At this point, in late June, there is no argument that Joe Biden is currently winning the presidential race. He is on track to be the next president. He has led every head-to-head national poll against President Trump since March, when the general election essentially kicked off.
In fact, during this three-month period, his lead in public polling has grown from an average of 6 points to over 10 points today. Biden’s largest lead in a single poll all year was in the latest one: a 14 point lead in a New York Times/Siena College poll released Tuesday.
Of course, the presidential election is a state-by-state process driven by the Electoral College, so national polls are only a guidepost. That said, Biden also is strong in each individual swing state. He is currently ahead in nine swing states (Michigan, Wisconsin, Pennsylvania, North Carolina, Georgia, Florida, Ohio, Arizona, and New Hampshire) according to polling. Additionally, the two most recent polls in Texas show the race tied there, a place that last voted for a Democrat for president 44 years ago.
If the election were held today, Biden could win in a rout.
Here is the good news for Team Trump: the election is over four months away and anything can change. Case in point: Biden’s national lead is only a few ticks higher than Hillary Clinton’s lead over Trump during this same week four years ago.
What’s less explored is why Biden is winning. There are few reasons that stand out, particularly these three.
Women and young people are driving Biden’s lead
If Biden’s support among both women and young people was not so overwhelming, he would not be winning.
There has long been a gender gap in American politics and Biden is losing men to Trump by 6 points on average. But in recent polls, Biden’s lead among women is around 25 points, an improvement from the 19 point lead he had among women earlier in the year. For context, in the final survey before the 2016 election, Hillary Clinton was only winning women by 15 points.
The two times a presidential candidate had a 25-point lead among women was in Richard Nixon’s blowout win in 1972 and Lyndon B. Johnson’s landslide in 1964.
And then there are young people. They particularly stand out in the latest NYT/Siena poll.
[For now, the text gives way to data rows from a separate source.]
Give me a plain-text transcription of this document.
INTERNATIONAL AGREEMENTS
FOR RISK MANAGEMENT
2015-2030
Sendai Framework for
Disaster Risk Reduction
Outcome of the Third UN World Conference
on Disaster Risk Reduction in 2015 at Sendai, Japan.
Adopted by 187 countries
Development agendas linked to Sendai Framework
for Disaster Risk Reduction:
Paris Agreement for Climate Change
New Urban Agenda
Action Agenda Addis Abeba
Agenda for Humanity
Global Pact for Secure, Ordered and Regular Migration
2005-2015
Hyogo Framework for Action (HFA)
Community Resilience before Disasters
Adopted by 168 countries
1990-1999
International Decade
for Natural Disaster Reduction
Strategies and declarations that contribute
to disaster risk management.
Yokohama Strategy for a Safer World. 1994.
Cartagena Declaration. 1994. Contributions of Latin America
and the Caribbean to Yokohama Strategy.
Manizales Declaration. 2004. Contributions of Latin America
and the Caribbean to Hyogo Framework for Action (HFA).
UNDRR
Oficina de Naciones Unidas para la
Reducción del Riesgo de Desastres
The poll clumps respondents into four groups: Biden wins those 65 years old and older by 2 points, Trump wins the 50 to 64 range by a single point, and then Biden has a huge lead among anyone under 50. Among those aged 35 to 49, Biden is up 23 points and in the 18 to 34 group, Biden’s lead is 34 percent.
Trump is particularly unpopular right now
With the lack of a strong third-party candidate, the 2020 race is basically binary: if a voter decides not to vote for Trump, that only leaves one other option.
Lately, Trump is particularly unpopular. His net approval has dropped 10 points since March, just as Biden’s lead has grown by nearly as much, according to the Real Clear Politics average.
There is not just one reason for this decline in his poll numbers, but there also doesn’t appear to be any light at the end of the tunnel either. The pandemic marches on, the economy is still in the tank, and deep and wide calls for racial justice and police reform continue.
Biden in the basement is ideal for him
One thing that Trump is particularly good at politically is creating foils. It is one reason why Republican leaders fear that they will become his target, and thus they fall in line or go silent.
The problem for Trump is that during the last three months, Biden has been an elusive target. Unlike a battle with Bernie Sanders as the Democratic nominee, Trump doesn’t have a clean campaign against socialism. Unlike with Clinton, there’s not a deep well of anti-Biden hate out there. It was notable that during Trump’s rally in Tulsa last weekend that the crowd jeered Representatives Alexandria Ocasio-Cortez and Ilhan Omar more than they did Biden.
Even one of Biden’s biggest problems politically —that he is a gaffe machine — has been largely hidden because almost all public appearances are in a controlled video environment and not out on the campaign trail.
In the meantime, Trump is giving his detractors a lot to work with, including his “drink bleach” press conference and his brutal takeover of Lafayette Park for a photo op outside of a church.